Hier einige Antworten:

  • Milchmischgetränke bieten geschmackliche Abwechslung und können so dazu beitragen, dass Kinder generell an eine gesunde Ernährung mit Milch und Milchprodukten herangeführt werden. Die über die Milch reichlich gelieferten Nährstoffe Calcium und Eiweiß sind besonders wichtig während des Wachstums. Die Realität zeigt, dass nur etwa 10% der Kinder regelmäßig die Milch pur trinken und rund 90% den Milchmischgetränken den Vorzug geben.

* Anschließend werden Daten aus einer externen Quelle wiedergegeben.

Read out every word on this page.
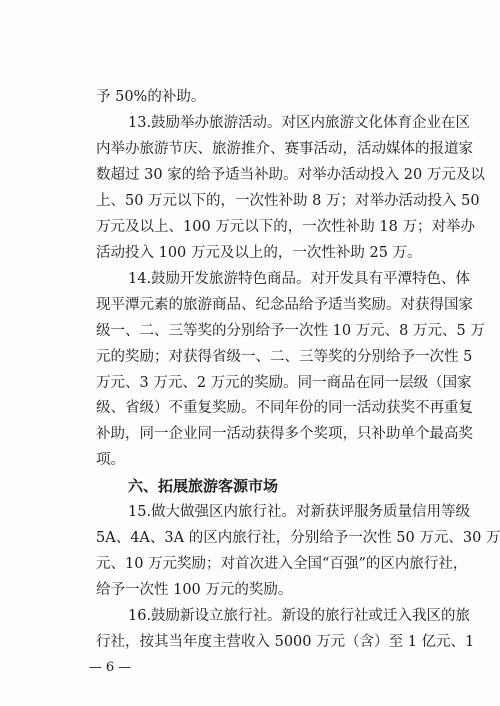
予 50%的补助。
13.鼓励举办旅游活动。对区内旅游文化体育企业在区
内举办旅游节庆、旅游推介、赛事活动，活动媒体的报道家
数超过 30 家的给予适当补助。对举办活动投入 20 万元及以
上、50 万元以下的，一次性补助 8 万；对举办活动投入 50
万元及以上、100 万元以下的，一次性补助 18 万；对举办
活动投入 100 万元及以上的，一次性补助 25 万。
14.鼓励开发旅游特色商品。对开发具有平潭特色、体
现平潭元素的旅游商品、纪念品给予适当奖励。对获得国家
级一、二、三等奖的分别给予一次性 10 万元、8 万元、5 万
元的奖励；对获得省级一、二、三等奖的分别给予一次性 5
万元、3 万元、2 万元的奖励。同一商品在同一层级（国家
级、省级）不重复奖励。不同年份的同一活动获奖不再重复
补助，同一企业同一活动获得多个奖项，只补助单个最高奖
项。
六、拓展旅游客源市场
15.做大做强区内旅行社。对新获评服务质量信用等级
5A、4A、3A 的区内旅行社，分别给予一次性 50 万元、30 万
元、10 万元奖励；对首次进入全国“百强”的区内旅行社，
给予一次性 100 万元的奖励。
16.鼓励新设立旅行社。新设的旅行社或迁入我区的旅
行社，按其当年度主营收入 5000 万元（含）至 1 亿元、1
— 6 —
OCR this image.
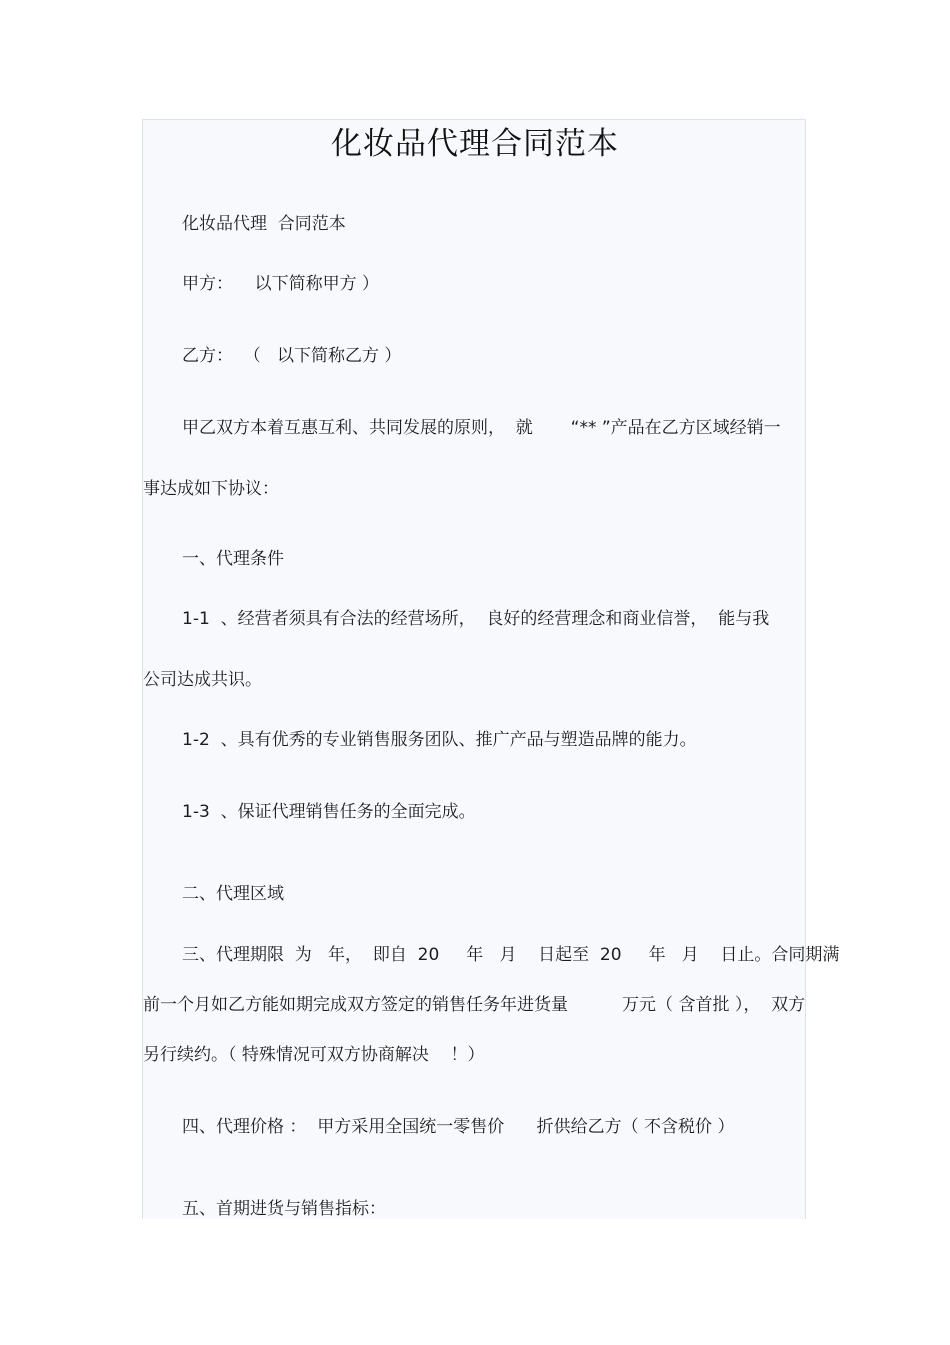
化妆品代理合同范本

化妆品代理  合同范本

甲方：    以下简称甲方 ）

乙方：  （   以下简称乙方 ）

甲乙双方本着互惠互利、共同发展的原则，  就       “** ”产品在乙方区域经销一

事达成如下协议：

一、代理条件

1-1  、经营者须具有合法的经营场所，  良好的经营理念和商业信誉，  能与我

公司达成共识。

1-2  、具有优秀的专业销售服务团队、推广产品与塑造品牌的能力。

1-3  、保证代理销售任务的全面完成。

二、代理区域

三、代理期限  为   年，  即自  20     年   月    日起至  20     年   月    日止。合同期满

前一个月如乙方能如期完成双方签定的销售任务年进货量          万元（ 含首批 ），  双方

另行续约。（ 特殊情况可双方协商解决    ！）

四、代理价格 ：  甲方采用全国统一零售价      折供给乙方（ 不含税价 ）

五、首期进货与销售指标：
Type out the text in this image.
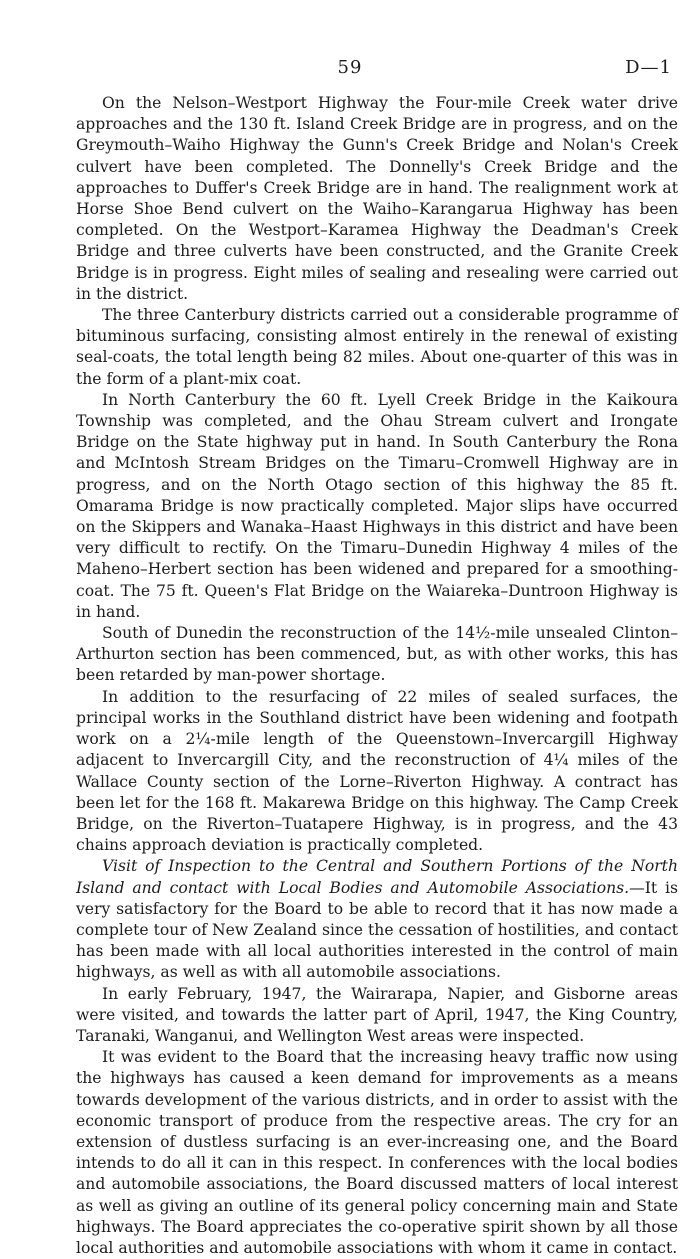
59	D—1

On the Nelson–Westport Highway the Four-mile Creek water drive approaches and the 130 ft. Island Creek Bridge are in progress, and on the Greymouth–Waiho Highway the Gunn's Creek Bridge and Nolan's Creek culvert have been completed. The Donnelly's Creek Bridge and the approaches to Duffer's Creek Bridge are in hand. The realignment work at Horse Shoe Bend culvert on the Waiho–Karangarua Highway has been completed. On the Westport–Karamea Highway the Deadman's Creek Bridge and three culverts have been constructed, and the Granite Creek Bridge is in progress. Eight miles of sealing and resealing were carried out in the district.

The three Canterbury districts carried out a considerable programme of bituminous surfacing, consisting almost entirely in the renewal of existing seal-coats, the total length being 82 miles. About one-quarter of this was in the form of a plant-mix coat.

In North Canterbury the 60 ft. Lyell Creek Bridge in the Kaikoura Township was completed, and the Ohau Stream culvert and Irongate Bridge on the State highway put in hand. In South Canterbury the Rona and McIntosh Stream Bridges on the Timaru–Cromwell Highway are in progress, and on the North Otago section of this highway the 85 ft. Omarama Bridge is now practically completed. Major slips have occurred on the Skippers and Wanaka–Haast Highways in this district and have been very difficult to rectify. On the Timaru–Dunedin Highway 4 miles of the Maheno–Herbert section has been widened and prepared for a smoothing-coat. The 75 ft. Queen's Flat Bridge on the Waiareka–Duntroon Highway is in hand.

South of Dunedin the reconstruction of the 14½-mile unsealed Clinton–Arthurton section has been commenced, but, as with other works, this has been retarded by man-power shortage.

In addition to the resurfacing of 22 miles of sealed surfaces, the principal works in the Southland district have been widening and footpath work on a 2¼-mile length of the Queenstown–Invercargill Highway adjacent to Invercargill City, and the reconstruction of 4¼ miles of the Wallace County section of the Lorne–Riverton Highway. A contract has been let for the 168 ft. Makarewa Bridge on this highway. The Camp Creek Bridge, on the Riverton–Tuatapere Highway, is in progress, and the 43 chains approach deviation is practically completed.

Visit of Inspection to the Central and Southern Portions of the North Island and contact with Local Bodies and Automobile Associations.—It is very satisfactory for the Board to be able to record that it has now made a complete tour of New Zealand since the cessation of hostilities, and contact has been made with all local authorities interested in the control of main highways, as well as with all automobile associations.

In early February, 1947, the Wairarapa, Napier, and Gisborne areas were visited, and towards the latter part of April, 1947, the King Country, Taranaki, Wanganui, and Wellington West areas were inspected.

It was evident to the Board that the increasing heavy traffic now using the highways has caused a keen demand for improvements as a means towards development of the various districts, and in order to assist with the economic transport of produce from the respective areas. The cry for an extension of dustless surfacing is an ever-increasing one, and the Board intends to do all it can in this respect. In conferences with the local bodies and automobile associations, the Board discussed matters of local interest as well as giving an outline of its general policy concerning main and State highways. The Board appreciates the co-operative spirit shown by all those local authorities and automobile associations with whom it came in contact.
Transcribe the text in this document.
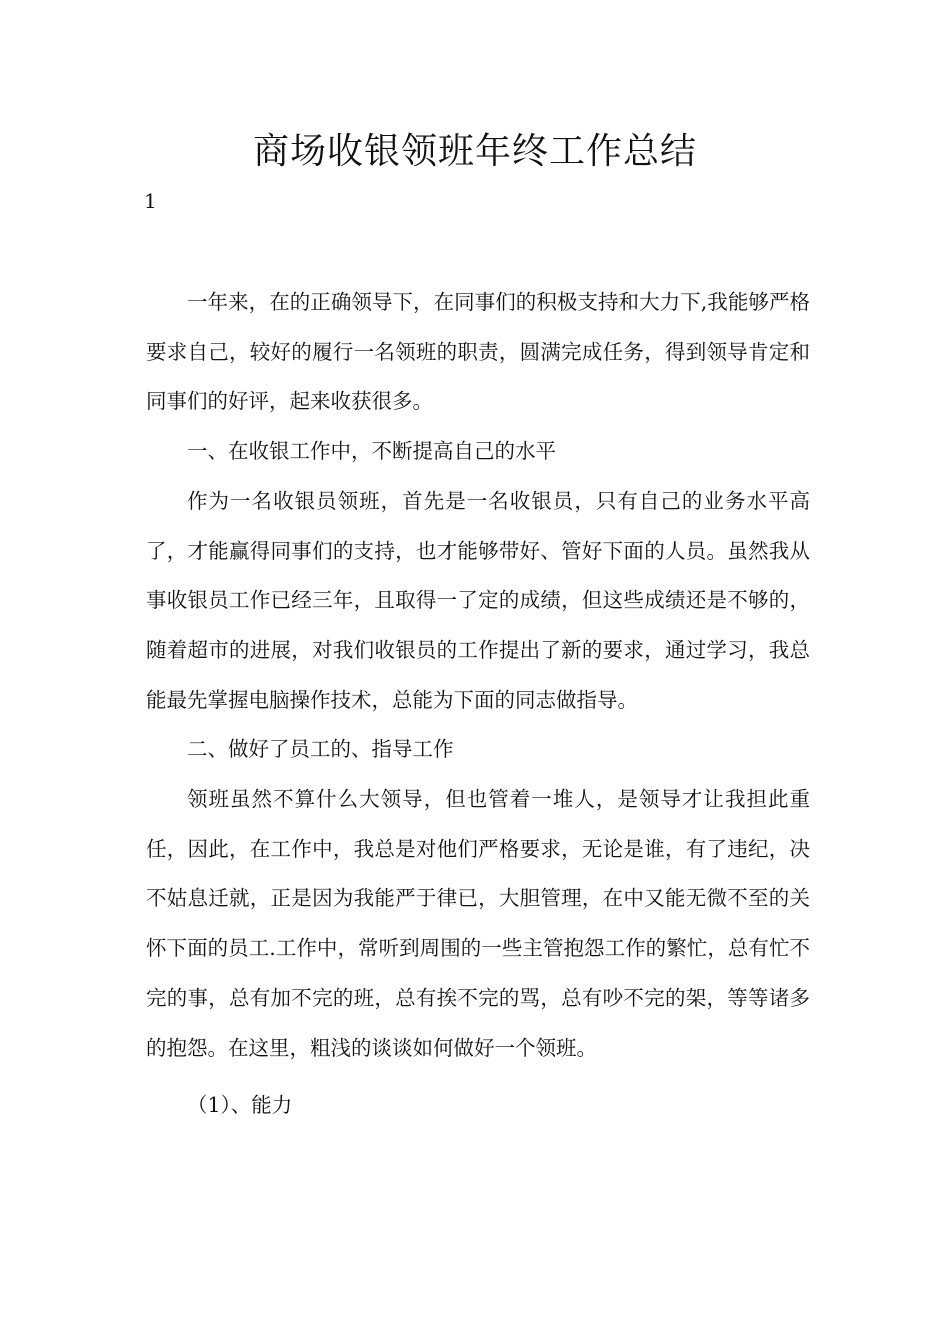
商场收银领班年终工作总结
1

一年来，在的正确领导下，在同事们的积极支持和大力下,我能够严格要求自己，较好的履行一名领班的职责，圆满完成任务，得到领导肯定和同事们的好评，起来收获很多。

一、在收银工作中，不断提高自己的水平

作为一名收银员领班，首先是一名收银员，只有自己的业务水平高了，才能赢得同事们的支持，也才能够带好、管好下面的人员。虽然我从事收银员工作已经三年，且取得一了定的成绩，但这些成绩还是不够的，随着超市的进展，对我们收银员的工作提出了新的要求，通过学习，我总能最先掌握电脑操作技术，总能为下面的同志做指导。

二、做好了员工的、指导工作

领班虽然不算什么大领导，但也管着一堆人，是领导才让我担此重任，因此，在工作中，我总是对他们严格要求，无论是谁，有了违纪，决不姑息迁就，正是因为我能严于律已，大胆管理，在中又能无微不至的关怀下面的员工.工作中，常听到周围的一些主管抱怨工作的繁忙，总有忙不完的事，总有加不完的班，总有挨不完的骂，总有吵不完的架，等等诸多的抱怨。在这里，粗浅的谈谈如何做好一个领班。

（1）、能力
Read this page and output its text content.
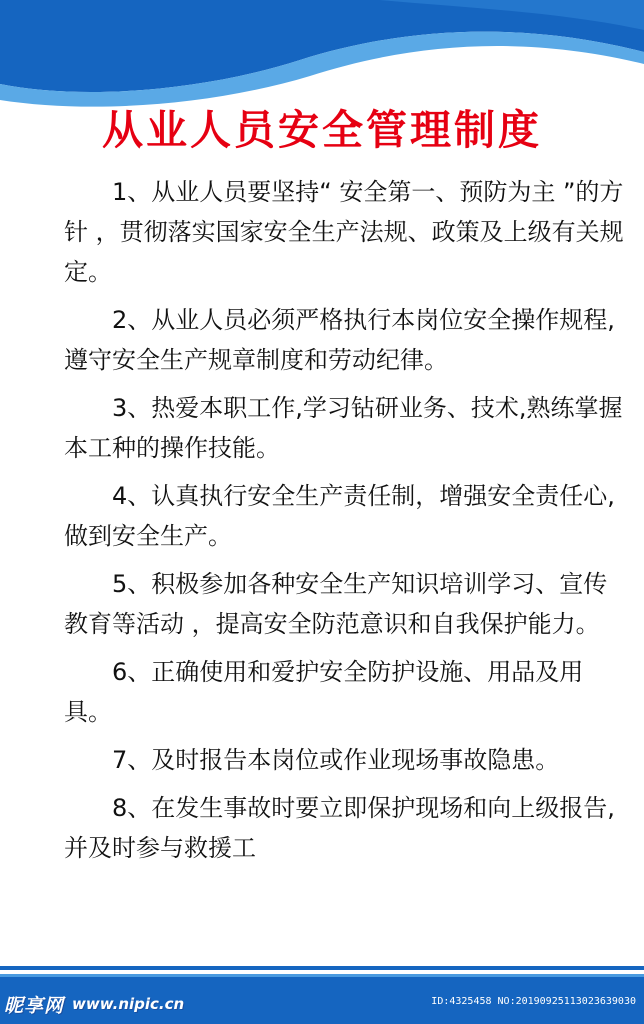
从业人员安全管理制度
1、从业人员要坚持“ 安全第一、预防为主 ”的方针 ，贯彻落实国家安全生产法规、政策及上级有关规定。
2、从业人员必须严格执行本岗位安全操作规程,遵守安全生产规章制度和劳动纪律。
3、热爱本职工作,学习钻研业务、技术,熟练掌握本工种的操作技能。
4、认真执行安全生产责任制，增强安全责任心,做到安全生产。
5、积极参加各种安全生产知识培训学习、宣传教育等活动 ，提高安全防范意识和自我保护能力。
6、正确使用和爱护安全防护设施、用品及用具。
7、及时报告本岗位或作业现场事故隐患。
8、在发生事故时要立即保护现场和向上级报告,并及时参与救援工
昵享网 www.nipic.cn	ID:4325458 NO:20190925113023639030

  • Mit Rücksicht auf die Verzehrsgewohnheiten in anderen EU-Ländern wurde eine Zuckerzugabe von bis zu 7% in der EU- Schulmilchrichtlinie festgeschrieben. In Nordrhein-Westfalen wird dieser Höchstwert bei allen Schulmilch-Produkten mit durchschnittlich 4% zugesetztem Zucker deutlich unterschritten. Das sind 10 Gramm Zucker bei einem Viertel Liter Milchgetränk.
  • Was sind die Alternativen? Kinder bevorzugen stark gesüßte und teils koffeinhaltige Limonaden, Fruchtsaftgetränke und Nektare. Diese enthalten viel Zucker aber wenig andere wertvolle Nährstoffe und werden oftmals in größeren Getränkeeinheiten von 0,3 l bis 0,5 l angeboten.

Die beste Alternative an Getränken ist aber, wenn die Kinder Wasser, ungesüßte Tees oder auch stark verdünnte Fruchtsaftschorlen zum Durstlöschen angeboten bekommen, siehe hierzu auch die Broschüre „DGE-Praxiswissen - Trinken in der Schule“.